With 51 points in 72 games last season, Fisher was just two points shy of the career-high 53 points he scored in 2009-10 with Ottawa. After playing as more of a defensive forward with the Sens, Fisher has really discovered his scoring touch and has become a key cog in the Preds' offense, centering the team's first line with Sergei Kostitsyn and Martin Erat. Looking ahead, he will be given every opportunity to build on last yearís success.
After spending 10 full seasons in Ottawa, the Sens dealt Fisher to the Predators in exchange for draft picks in February 2011. With injuries to pivots Matthew Lombardi, David Legwand and Cal O'Reilly, Fisher was expected to immediately step into the lineup and center the Preds' top line, as well as provide some veteran leadership. Over the next 55 games, Fisher went on to score 14 goals and 10 assists, well below his usual level of productivity and career-high of 53 points in 79 games the previous season. Not to mention, Fisher struggled defensively with his new team as evidenced by an ugly plus-minus rating of -19. Looking ahead, Fisher will be called upon once again to center one of the Preds' top two lines, a role he has not excelled at over his career. Furthermore, the Preds are not exactly a top-tier offensive club, so he doesn't have an abundance of talent surrounding him. A 40-45 point season is probably a reasonable expectation for him, assuming offseason shoulder surgery doesn't lead to complications.

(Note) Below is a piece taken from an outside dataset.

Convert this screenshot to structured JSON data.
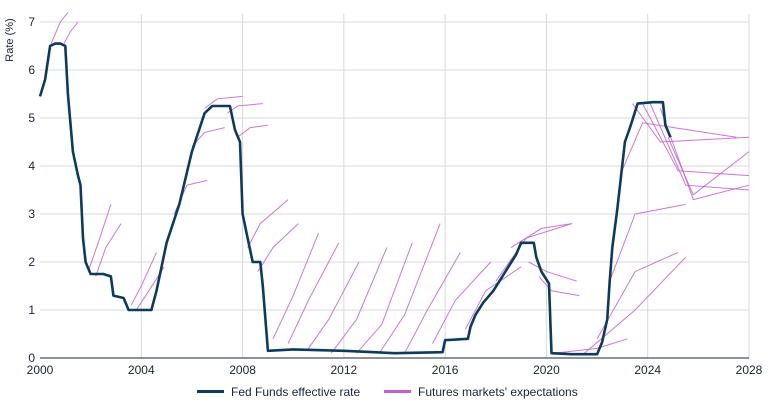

Fisher will center Ottawa's second line and likely have Alex Kovalev and Milan Michalek as his wingers to begin the 2010-11 season. Last year's 53 points, including 25 goals, were both career highs for the 30-year-old center. He should be able to hit close to those numbers this year, but don't expect much more. Fisher is a rough-and-tumble player and that type of play can take its toll on the body, especially in the second half of the season. He scored 41 of his 53 points in his first 54 games last season, but only registered 12 points in his last 25 games.
Fisher will likely start the season as Ottawa's second line center and should put up between 40-50 points with 20 goals a possibility. Keep in mind that Fisher's style of play takes a toll on his body and he's always an injury concern.
Don't expect gaudy numbers from one of Ottawa's grittiest players. Fisher plays an up-and-down, crash-and-bang game, which takes quite the toll on his body. While he played in 79 games last year - a career high - he's missed an average of 19.4 games a year over the past five years. If he can stay healthy for a full season, Fisher could put up between 50-60 points, and he will get time on the second power-play unit, but his history of injuries should cause some hesitation.
Fisher will once again be Ottawa's second line center and should have Daniel Alfredsson as one of his wingers. Fisher will see plenty of time on Ottawa's second power play unit and, if he stays relatively healthy, could break through the 50 point barrier for the first time. As he'll be entering unrestricted free agency at the end of this season, Fisher will have all the motivation he needs to put up strong numbers.
The 26-year old center, when healthy, is one of the most effective players on the Senators roster. If he can remain healthy this year, Fisher could put up close to 30 goals and 60 points. Expect him to see a lot of ice time killing penalties and providing an offensive boost to the third line which he'll likely center at even-strength.
Fisher won't score more than 40 points as Ottawa's checking line center. He's a good young talent but his right winger is Chris Neil. 'Nuff said.